Le vendredi, sa famille quitte Nouakchott et le rejoint à Niamey où il est traité avec tous les honneurs et le protocole dû à son rang. Son dépit ne sera que plus grand quand il apprend la nomination de Mohamed Ould Boubacar comme premier ministre. Celui-ci acceptait non seulement cette lourde charge mais s’était empressé de démissionner du PRDS au pouvoir. Le silence des cadors du PRDS blessera profondément Ould Taya.

Il écoutera avec une rage contenue le CMJD annoncer, samedi, un référendum constitutionnel dans un délai d’un an, suivi d’élections générales durant la deuxième année de la période de transition de deux ans. La longue litanie d’engagements démocratiques comprend la libération des opposants. Puis, c’est l’allégeance des partis politiques de l’opposition, ceux de la majorité présidentielle. Jusqu’au PRDS qui finira par apporter sa caution. L’espoir de Taya ne tenait plus qu’à ce groupe de hautes personnalités du monde des affaires qui tenaient l’économie du pays.

Ceux-là pouvaient défier l’armée, croyait-il, et entraîner le peuple à la révolte. Aussi, en dépit des avis contraires de son hôte, Ould Taya montera au créneau à travers la chaîne Al-Arabiya pour une déclration musclée qui tranche avec sa position modérée depuis le putsch : «en tant que président de la République, j’ordonne à tous les officiers, sous-officiers et soldats de l’armée et des forces de sécurité de mettre fin à cette situation criminelle afin de rétablir l’ordre naturel ».

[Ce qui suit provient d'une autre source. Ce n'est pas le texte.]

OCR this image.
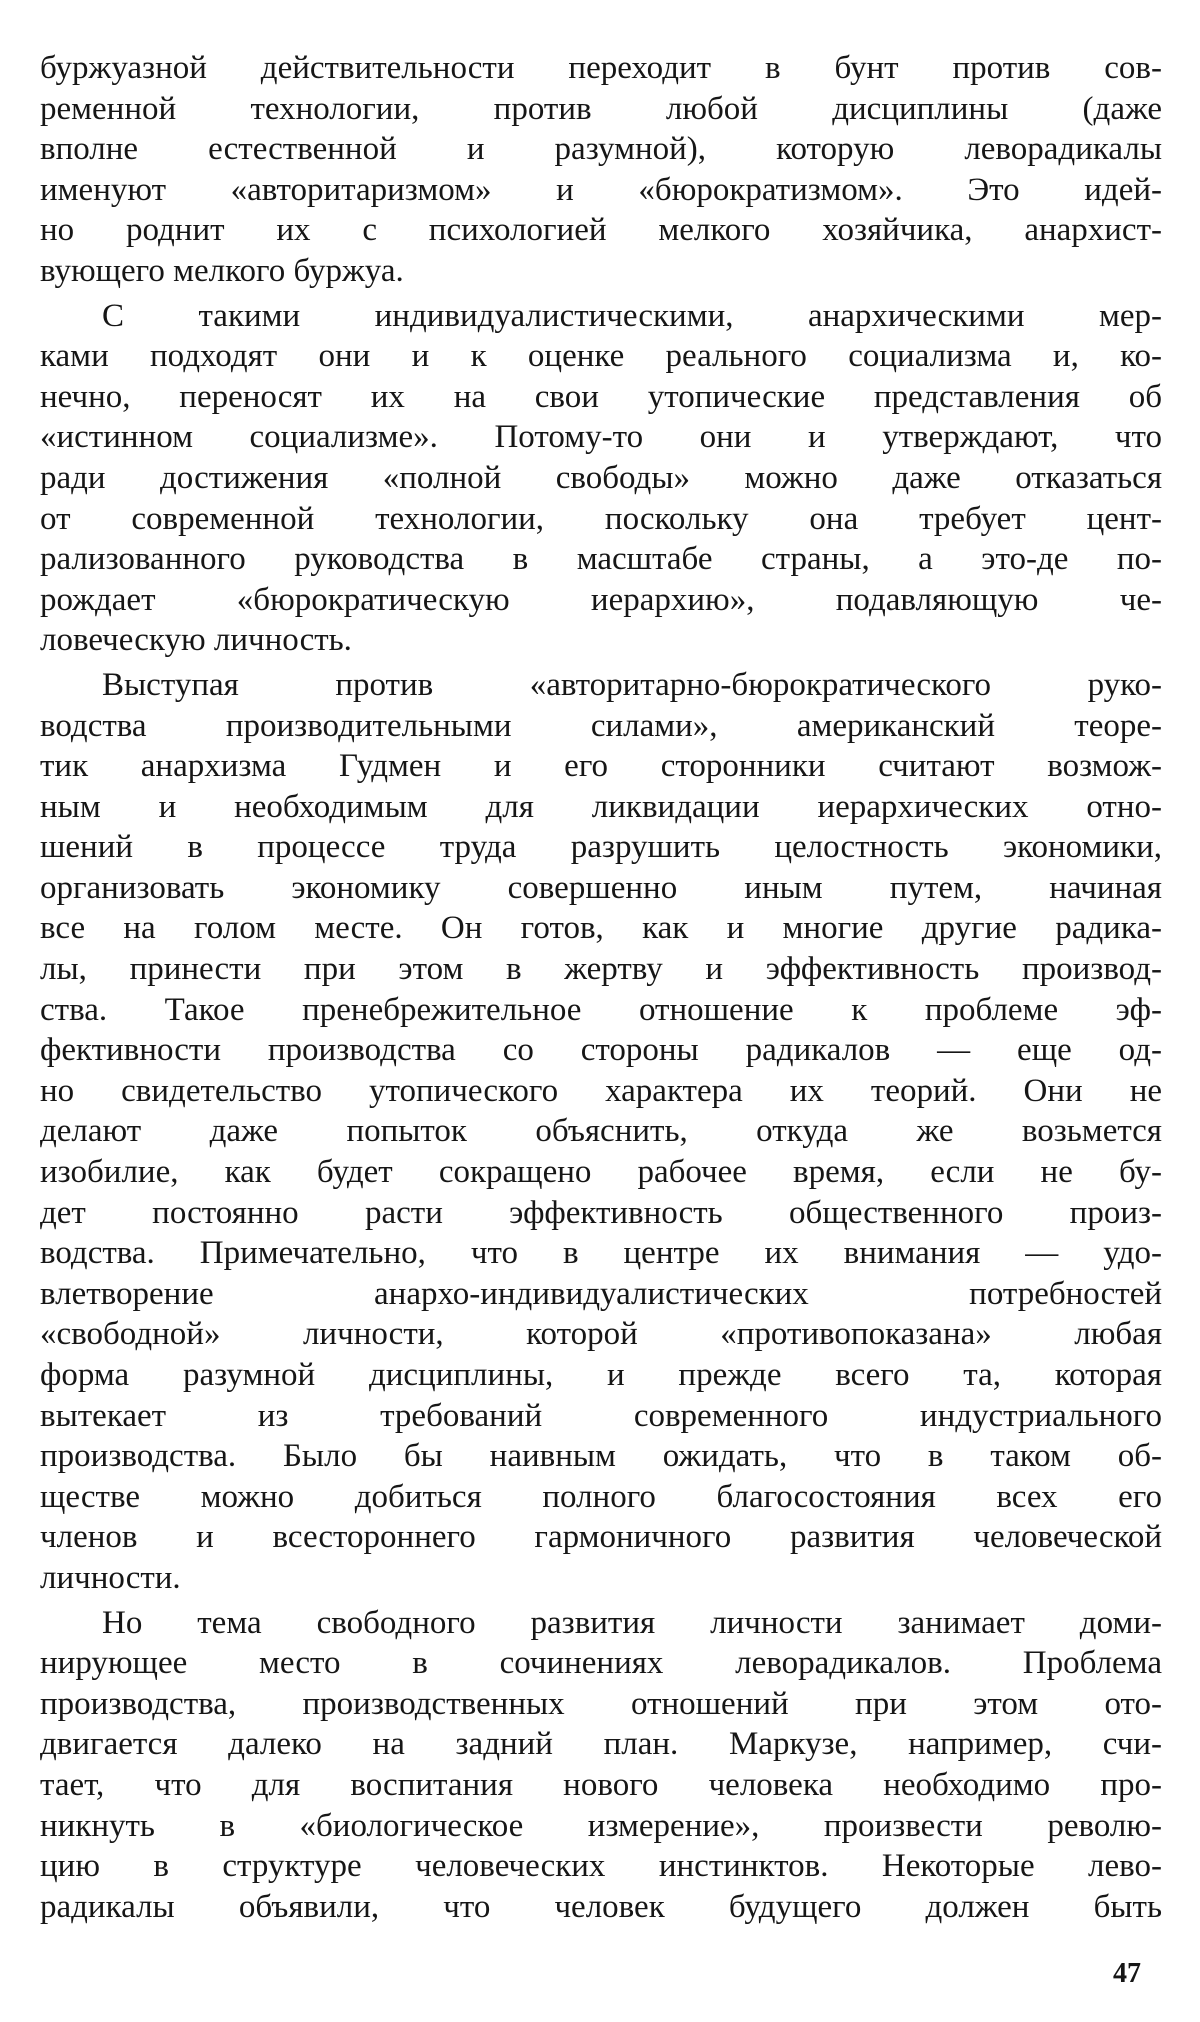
буржуазной действительности переходит в бунт против сов-
ременной технологии, против любой дисциплины (даже
вполне естественной и разумной), которую леворадикалы
именуют «авторитаризмом» и «бюрократизмом». Это идей-
но роднит их с психологией мелкого хозяйчика, анархист-
вующего мелкого буржуа.
С такими индивидуалистическими, анархическими мер-
ками подходят они и к оценке реального социализма и, ко-
нечно, переносят их на свои утопические представления об
«истинном социализме». Потому-то они и утверждают, что
ради достижения «полной свободы» можно даже отказаться
от современной технологии, поскольку она требует цент-
рализованного руководства в масштабе страны, а это-де по-
рождает «бюрократическую иерархию», подавляющую че-
ловеческую личность.
Выступая против «авторитарно-бюрократического руко-
водства производительными силами», американский теоре-
тик анархизма Гудмен и его сторонники считают возмож-
ным и необходимым для ликвидации иерархических отно-
шений в процессе труда разрушить целостность экономики,
организовать экономику совершенно иным путем, начиная
все на голом месте. Он готов, как и многие другие радика-
лы, принести при этом в жертву и эффективность производ-
ства. Такое пренебрежительное отношение к проблеме эф-
фективности производства со стороны радикалов — еще од-
но свидетельство утопического характера их теорий. Они не
делают даже попыток объяснить, откуда же возьмется
изобилие, как будет сокращено рабочее время, если не бу-
дет постоянно расти эффективность общественного произ-
водства. Примечательно, что в центре их внимания — удо-
влетворение анархо-индивидуалистических потребностей
«свободной» личности, которой «противопоказана» любая
форма разумной дисциплины, и прежде всего та, которая
вытекает из требований современного индустриального
производства. Было бы наивным ожидать, что в таком об-
ществе можно добиться полного благосостояния всех его
членов и всестороннего гармоничного развития человеческой
личности.
Но тема свободного развития личности занимает доми-
нирующее место в сочинениях леворадикалов. Проблема
производства, производственных отношений при этом ото-
двигается далеко на задний план. Маркузе, например, счи-
тает, что для воспитания нового человека необходимо про-
никнуть в «биологическое измерение», произвести револю-
цию в структуре человеческих инстинктов. Некоторые лево-
радикалы объявили, что человек будущего должен быть
47
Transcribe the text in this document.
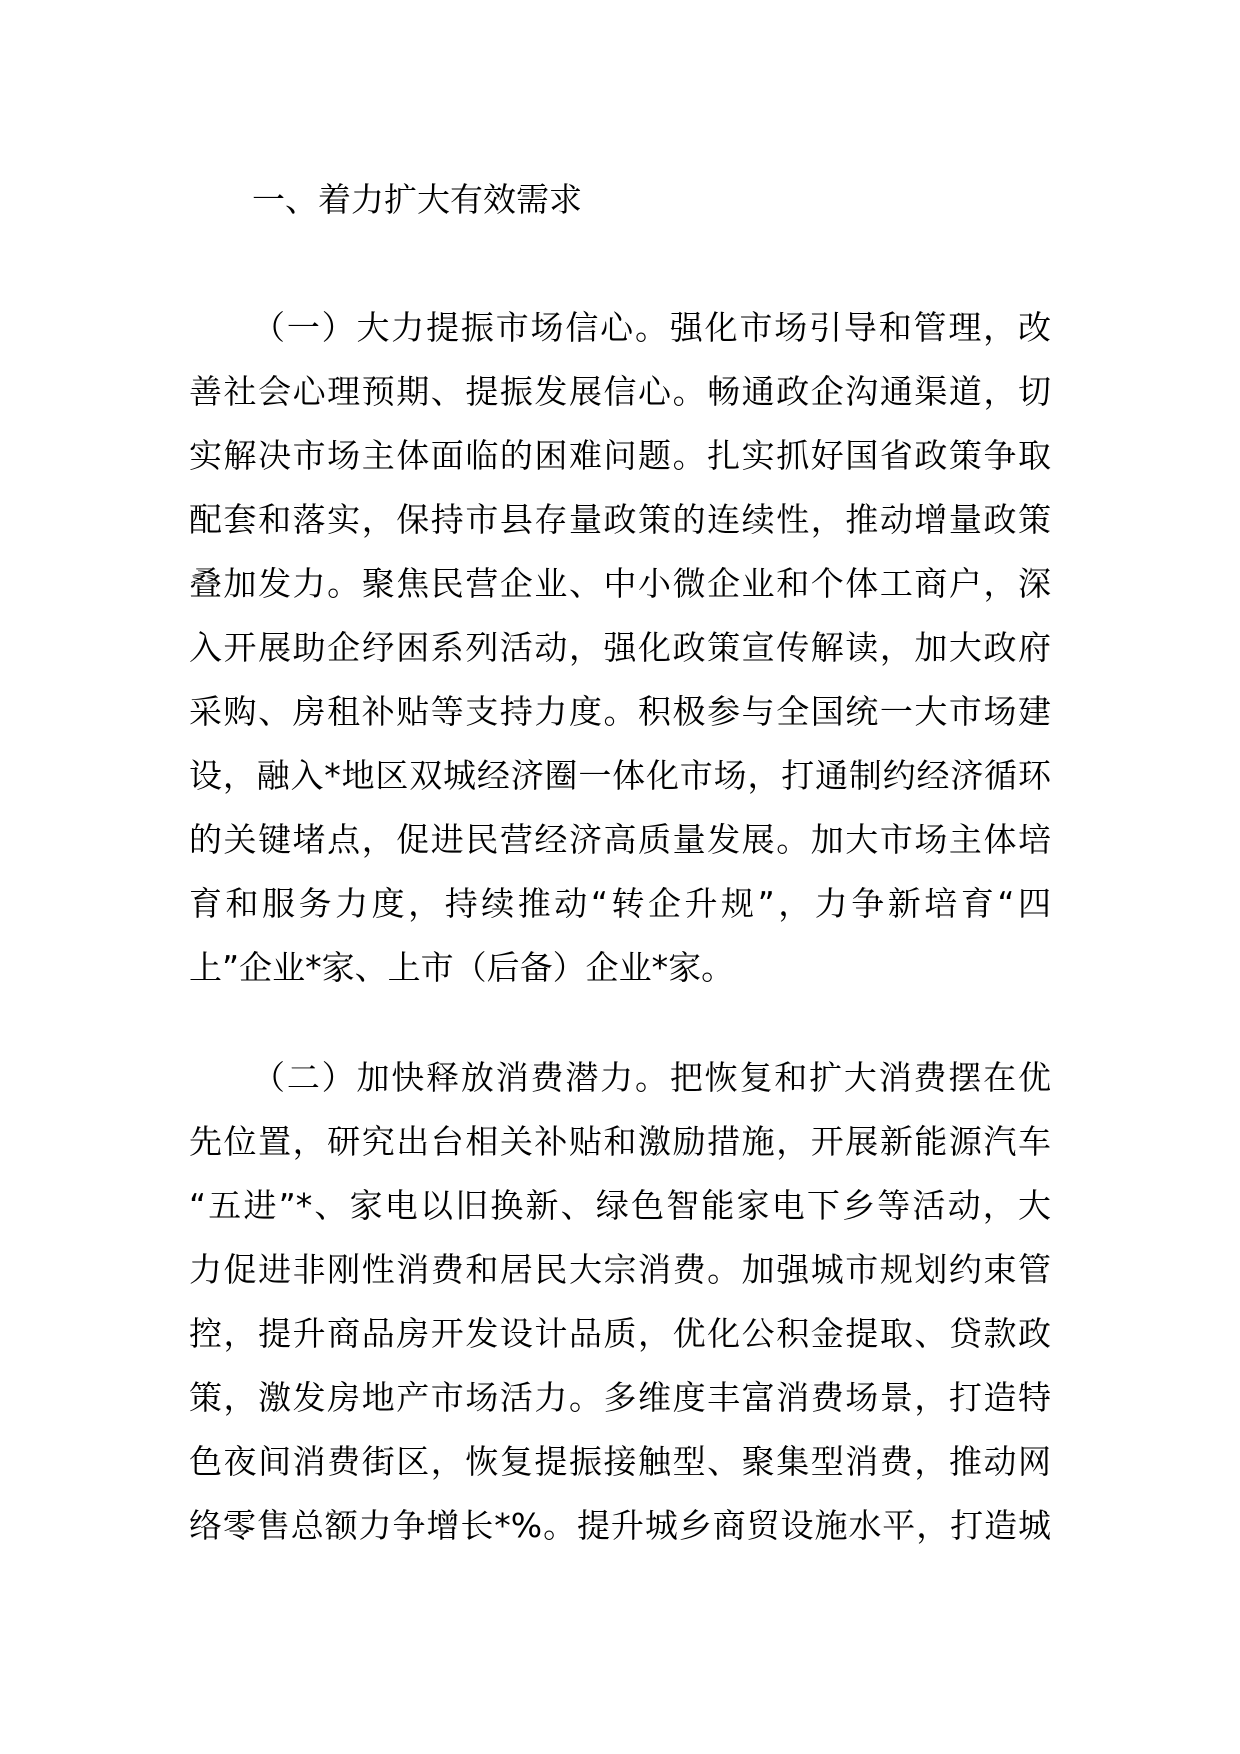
一、着力扩大有效需求
（一）大力提振市场信心。强化市场引导和管理，改
善社会心理预期、提振发展信心。畅通政企沟通渠道，切
实解决市场主体面临的困难问题。扎实抓好国省政策争取
配套和落实，保持市县存量政策的连续性，推动增量政策
叠加发力。聚焦民营企业、中小微企业和个体工商户，深
入开展助企纾困系列活动，强化政策宣传解读，加大政府
采购、房租补贴等支持力度。积极参与全国统一大市场建
设，融入*地区双城经济圈一体化市场，打通制约经济循环
的关键堵点，促进民营经济高质量发展。加大市场主体培
育和服务力度，持续推动“转企升规”，力争新培育“四
上”企业*家、上市（后备）企业*家。
（二）加快释放消费潜力。把恢复和扩大消费摆在优
先位置，研究出台相关补贴和激励措施，开展新能源汽车
“五进”*、家电以旧换新、绿色智能家电下乡等活动，大
力促进非刚性消费和居民大宗消费。加强城市规划约束管
控，提升商品房开发设计品质，优化公积金提取、贷款政
策，激发房地产市场活力。多维度丰富消费场景，打造特
色夜间消费街区，恢复提振接触型、聚集型消费，推动网
络零售总额力争增长*%。提升城乡商贸设施水平，打造城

Le cauchemar se poursuit le dimanche avec la fracassante déclaration du président sénégalais qui ne daignera pas rappeler son homologue en disgrace : «le putsch semble être consommé, il faut maintenant travailler pour un retour à la démocratie ». L’UA dépêche des émissaires à Nouakchott. Dans la foulée, Amr Moussa de la Ligue arabe se fend d’un «il faut respecter la volonté du peuple mauritanien », qui laisse Taya abasourdi mais pas abattu.

Banjul, dernier espoir

Puis ce fut le voyage vers Banjul. C’est là à partir de cette place forte tenue par les hommes d’affaires mauritaniens que Taya allait abattre sa dernière carte : essayer d’appeler au soulèvement populaire.Le 9 août, il est reçu avec les honneurs. Son hôte Yaya Djammeh impressionné par sa détermination fléchit et envoya un émissaire à Nouakchott en signe de bonne volonté. A l’hôtel Serre Kunda, les manœuvres commencent dans l’ombre.

Les putchistes envoient un émissaire secret au président, lui demandant de capituler. Refus catégorique. C’est un fax envoyé depuis Nouakchott et comprenant la liste des personnalités ayant fait allégeance qui fléchiront le Colonel. A voir tant de personnalités aussi proches reconnaître le nouveau pouvoir, il comprit enfin que son étoile avait pâli.

Doha, point final

Puis ce fut le départ pour Doha, préféré à Rabat. Yaya Djammeh lui rendra les honneurs militaires jusqu ‘au pied de l’appareil puis, très ému, tentera de l’égayer en lui rappelant le voyage fait ensemble à Atar où le président gambien était venu en tourisme maraboutique pour se blinder contre les affres des coups d’Etat. L’appareil décolla à 17h 40 GMT de l’aéroport de Yundum, près de Banjul. Vêtu d’un costume sombre sur une chemise claire, le président saluera son hôte et plusieurs ministres du gouvernement gambien.

Certains avaient les larmes aux yeux. Après une escale de 25 minutes au Caire où aucun officiel égyptien ne se manifestera, l’avion de Qatar Airways atterrit à Doha le lendemain à 08 h GMT (05 heures locale). Depuis, le colonel garde le silence et décline toute sollicitation des médias. Après quelques mois à l’hôtel Sheraton, il habite une villa mise à sa disposition par l’émir Cheikh Hamed Ibn Khalifa Al Thani, à Errayan, dans la banlieue de Doha. L’ancien président ne reçoit que les membres de sa famille, sans doute toujours amer envers la courtisanerie politique et économique en Mauritanie.